Jalan yang selalu sama
Thursday 4 January 2007 - Filed under cerita bumijo
seperti mesin yang otomatis: jalan yang saya lalui selalu sama. jalanan berkonblok itu berkelok, naik turun. lebarnya gang besar itu hanya bisa dimuati dengan satu mobil dan satu rdoa dua. hingga saya menemukan rumah yang letaknya agak tinggi dengan gang kecil di sebelahnya, nah, disanalah kendaraan harus diparkirkan.
pulang ke jogja adalah mengasup energi yang datang dari orang-orang yang saya cintai dan mencintai saya, yaitu ayah ibu, dan aura rumah yang senantiasa hangat.
sejak akhir tahun 2000, aktivitas mingguan saya tak pernah berubah: menjadualkan beberapa jam untuk berjumpa dengan ibu. menjadi 20 tahun rasanya terlalu kecil untuk menjadi anak piatu, berayah namun tak beribu. meski masih ada ayah, tetapi hidup rasanya tak sesempurna bila ada ibu. meski esti, kakak perempuan saya kemudian bermetamorfosis menjadi seorang perempuan dewasa yang tangguh dan bertanggungjawab dengan kehidupan keseharian, rasanya itu belum cukup. yang saya butuhkan adalah ibu, kehadiran ibu.
saya berjumpa dengan ibu bersama dengan esti, maupun ayah. kami mengusung tas biru bikinan ibu dan mengisinya dengan sebotol air keran, kain lap, dupa bali, dan korek api. dulu, tas biru ini sering dgunakan ibu untuk membawa makanan untuk nenek. bentuknya sederhana, tas kecil jinjing. kemudian, kami mampir belanja sekeranjang bunga dari pasar kranggan. sebisanya, kami memilih bunga yang segar yang baru turun dari kendaraan yang membawanya dari bandungan. bunga yang kami pilih adalah bunga yang masih ada di tampah (nampan besar dari bambu).

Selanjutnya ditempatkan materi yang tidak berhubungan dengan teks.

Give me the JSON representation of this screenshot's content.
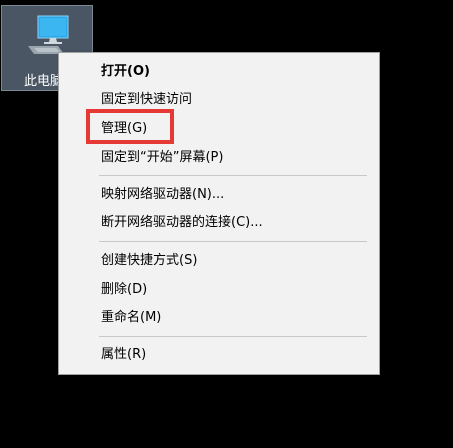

perjalanan kemudian diteruskan dengan menuju rumah ibu di kembangarum, turi. disana, ibu tinggal. sebelah menyebelah dengan ibu, ada mbahkung, mbahti, lik sum, mbah buyut kakung dan putri, lik sum, dan beberapa kerabat jauh.
gerbang sebuah gang besar yang jamak dijumpai di desa-desa menjadi penanda pintu masuk ke rumah ibu. kami harus berbagi senyum dengan orang-orang yang tengah berjalan sambil mengusung kayu bakar, dengan simbah-simbah yang usai panen salak, dengan orang-orang yang tengah meriung di depn rumah. jalanan berkonblok itu berkelok, naik turun. lebarnya gang besar itu hanya bisa dimuati dengan satu mobil dan satu rdoa dua. hingga kami menemukan rumah yang letaknya agak tinggi dengan gang kecil di sebelahnya, nah, disanalah kendaraan harus diparkirkan.
“assalamualaikum …” kata saya atau kaka saya, sembari meninggalkan dua-tiga bunga mawar merah atau putih, persis di depan rumah ibu. dulu, ibu selalu mengajarkan ritual ini saban mengunjungi rumah simbah.
keceriaan saya, kakak saya dan ayah saya tak pernah berkurang saat berjumpa dengan ibu. kemudian kami saling berceloteh riang tentang warung makan pendowo yang lauknya begitu-begitu saja, atau tentang femi yang paling doyan merajuk, atau tentang esti yang kian menggendut, atau tentang rumah yang atapnya bocor. ayah selalu membisikkan kalimat yang sama pada ibu, “yo … sayang kowe ra iso melu menikmati …” atau, “coba kowe isih ono, yo …”
saya, esti dan ayah adalah sebuah tim kerja yang bagus saat berjumpa dengan ibu. saat saya menyapu rumah ibu, esti mengelap dinding rumahnya, dan ayah mencabuti rumput liar dan dedaunan yang membusuk di pohonnya. sambil mencelotehi banyak hal soal kehidupan seminggu belakangan, rasanya seperti … seperti ibu tengah mendengarkan dengan cermat dan duduk manis melihat tingkah kami.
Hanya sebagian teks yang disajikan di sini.